Group selection often involves plausible models but require that interdeme (group) selection be strong. Would have to be very strong to overcome selection among individuals within populations. Other complicating factors: turnover rate of individuals is faster than of populations/groups; fixation of less fit allele is unstable to invasion by new mutant allele or “selfish” allele introduced by gene flow. New research on multilevel selection suggests that there should not be the necessary association between altruism and “sacrifice” or genetic “suicide”. Cooperation among individuals can actually result in higher group fitness without the assumed loss of individual fitness (see a meeting review in Science (9 August 1996) vol 273:739-740). D. S. Wilson makes the analogy between the optimal clutch size argument of D. Lack and the optimal group of Wynne-Edwards. With too many eggs in a clutch an individual may die trying to support them all, so some intermediate clutch size is “optimal”. Optimal groups may evolve intermediate density by the same trade-off mechanism.
A further problem for group selection: with localize population structure, there can be considerable inbreeding which increases relatedness (\(r\)). Thus inter “group” selection that gives the appearance of evolution of altruistic traits may be mediated by kin selection due to the high relatedness among individuals.
Later we will consider species selection. Some lineages have more species than others, but are these lineages more fit? Is this simply a pattern (more species) or is it really a different process? Is it simple like bacteria in chemostats: a higher birth/death ratio; some lineages seem to speciate faster than their members go extinct? Is this mediated at the level of the species, or can we explain it (as G. C. Williams might like) at the level of individuals within populations?
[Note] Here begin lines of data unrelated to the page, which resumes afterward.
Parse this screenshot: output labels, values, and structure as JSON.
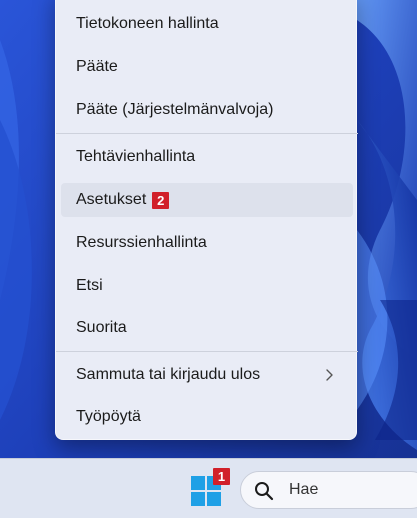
{
  "menu": {
    "items": [
      {
        "label": "Tietokoneen hallinta"
      },
      {
        "label": "Pääte"
      },
      {
        "label": "Pääte (Järjestelmänvalvoja)"
      },
      {
        "label": "Tehtävienhallinta"
      },
      {
        "label": "Asetukset",
        "badge": "2"
      },
      {
        "label": "Resurssienhallinta"
      },
      {
        "label": "Etsi"
      },
      {
        "label": "Suorita"
      },
      {
        "label": "Sammuta tai kirjaudu ulos"
      },
      {
        "label": "Työpöytä"
      }
    ]
  },
  "taskbar": {
    "start_badge": "1",
    "search_placeholder": "Hae"
  },
  "colors": {
    "wallpaper": "#1e3fbf",
    "menu_bg": "#e9ecf6",
    "badge": "#d1202a",
    "start_icon": "#1fa0e6"
  },
  "icons": {
    "start": "windows-start-icon",
    "search": "search-icon",
    "submenu": "chevron-right-icon"
  }
}
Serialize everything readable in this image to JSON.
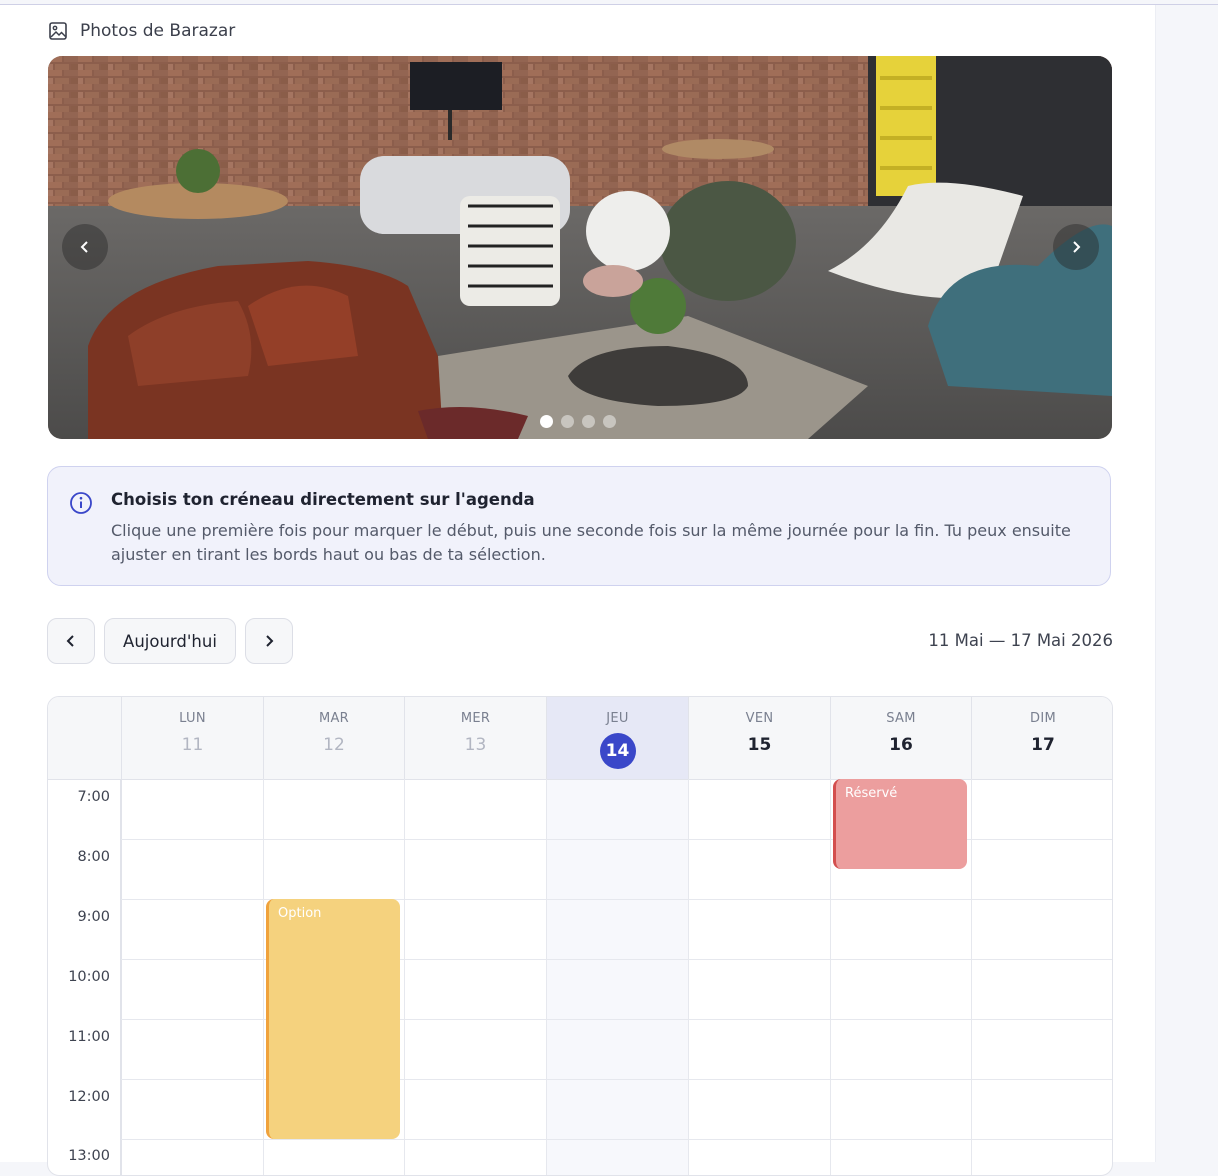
{
  "photos": {
    "title": "Photos de Barazar",
    "slide_count": 4,
    "active_slide": 1
  },
  "info": {
    "title": "Choisis ton créneau directement sur l'agenda",
    "text": "Clique une première fois pour marquer le début, puis une seconde fois sur la même journée pour la fin. Tu peux ensuite ajuster en tirant les bords haut ou bas de ta sélection."
  },
  "nav": {
    "today_label": "Aujourd'hui",
    "range": "11 Mai — 17 Mai 2026"
  },
  "calendar": {
    "days": [
      {
        "name": "LUN",
        "num": "11"
      },
      {
        "name": "MAR",
        "num": "12"
      },
      {
        "name": "MER",
        "num": "13"
      },
      {
        "name": "JEU",
        "num": "14"
      },
      {
        "name": "VEN",
        "num": "15"
      },
      {
        "name": "SAM",
        "num": "16"
      },
      {
        "name": "DIM",
        "num": "17"
      }
    ],
    "hours": [
      "7:00",
      "8:00",
      "9:00",
      "10:00",
      "11:00",
      "12:00",
      "13:00"
    ],
    "events": {
      "reserved": "Réservé",
      "option": "Option"
    }
  },
  "colors": {
    "accent": "#3a47c9",
    "reserved": "#ec9e9e",
    "option": "#f5d27e"
  }
}
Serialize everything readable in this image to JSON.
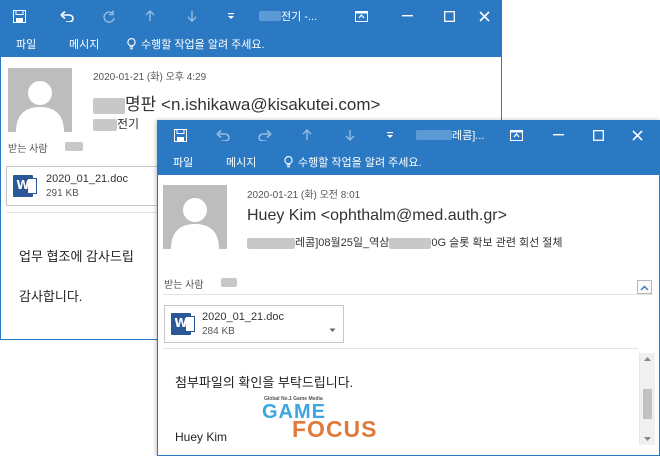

Richard Dawkins likes to couch this discussion in terms of replicators and vehicles. Replicators are any entities of which copies are made; selection will favor replicators with the highest replication rate. Vehicles are survival machines: organisms are vehicles for replicators and selection will favor vehicles that are better at propagating the replicators that reside within them. There is a hierarchy of both replicators and vehicles. The key issues are that 1) the “unit” of selection is one that is potentially immortal: organisms die, but their genes could be passed on indefinitely. The heritability of a gene is greater than that of a chromosome is \(>\) that of a cell \(>\) organism \(>\) and so on. But , because of linkage we should not think of individual genes as the units; it is the stretch of chromosome upon which selection can select, given certain rates of recombination. Issue 2) is that selection acts on phenotypes that are the product of the replicators, not on the replicators themselves, but the vehicles have lower heritability and immortality than replicators. What then is the unit of selection?? All of them, just of different strengths and effects at different levels.